Son insistance à tomber dans le piège de déclarations qui vont aider la hasbara israélienne (la diplomatie publique), qui ignore aussi complètement ses messages pertinents à propos du chemin vers la paix, révèle quelque chose de l’homme et de son style de gouvernance : il est constant dans ses positions, n’écoute pas les critiques et ne consulte pas les autres – ou il choisit des conseillers qui ne lui diront rien qu’il ne veuille entendre. Il choisit aussi d’être tenu à jour uniquement de ce qui lui convient.

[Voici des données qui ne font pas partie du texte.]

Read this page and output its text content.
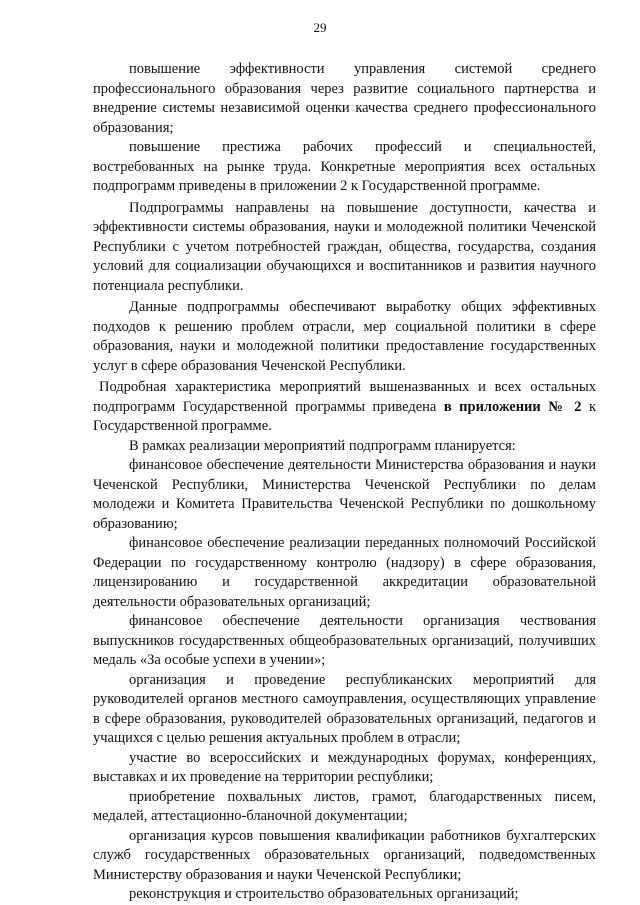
29

повышение эффективности управления системой среднего профессионального образования через развитие социального партнерства и внедрение системы независимой оценки качества среднего профессионального образования;

повышение престижа рабочих профессий и специальностей, востребованных на рынке труда. Конкретные мероприятия всех остальных подпрограмм приведены в приложении 2 к Государственной программе.

Подпрограммы направлены на повышение доступности, качества и эффективности системы образования, науки и молодежной политики Чеченской Республики с учетом потребностей граждан, общества, государства, создания условий для социализации обучающихся и воспитанников и развития научного потенциала республики.

Данные подпрограммы обеспечивают выработку общих эффективных подходов к решению проблем отрасли, мер социальной политики в сфере образования, науки и молодежной политики предоставление государственных услуг в сфере образования Чеченской Республики.

Подробная характеристика мероприятий вышеназванных и всех остальных подпрограмм Государственной программы приведена в приложении № 2 к Государственной программе.

В рамках реализации мероприятий подпрограмм планируется:

финансовое обеспечение деятельности Министерства образования и науки Чеченской Республики, Министерства Чеченской Республики по делам молодежи и Комитета Правительства Чеченской Республики по дошкольному образованию;

финансовое обеспечение реализации переданных полномочий Российской Федерации по государственному контролю (надзору) в сфере образования, лицензированию и государственной аккредитации образовательной деятельности образовательных организаций;

финансовое обеспечение деятельности организация чествования выпускников государственных общеобразовательных организаций, получивших медаль «За особые успехи в учении»;

организация и проведение республиканских мероприятий для руководителей органов местного самоуправления, осуществляющих управление в сфере образования, руководителей образовательных организаций, педагогов и учащихся с целью решения актуальных проблем в отрасли;

участие во всероссийских и международных форумах, конференциях, выставках и их проведение на территории республики;

приобретение похвальных листов, грамот, благодарственных писем, медалей, аттестационно-бланочной документации;

организация курсов повышения квалификации работников бухгалтерских служб государственных образовательных организаций, подведомственных Министерству образования и науки Чеченской Республики;

реконструкция и строительство образовательных организаций;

Voilà quelques unes des caractéristiques qu’Abbas a dû acquérir pour devenir le leader autoritaire du Fatah, de l’OLP et de l’Autorité Palestinienne (AP), avec son contrôle des finances et le soutien qu’il continue d’avoir de pays européens à cause de sa fidélité aux accords d’Oslo. Ces caractéristiques lui ont permis de poursuivre ce qu’avait commencé Arafat : vider l’OLP de son contenu embrassant tout ce qui est palestinien et, en pratique, le soumettre à l’AP.
Comme seul maître à bord, Abbas persiste à ignorer les décisions d’institutions représentatives. Il en résulte une poursuite de la coordination sécuritaire entre l’appareil palestinien de sécurité et Israël, en dépit de décisions prises au cours des dernières années par le Fatah et l’OLP pour y mettre fin.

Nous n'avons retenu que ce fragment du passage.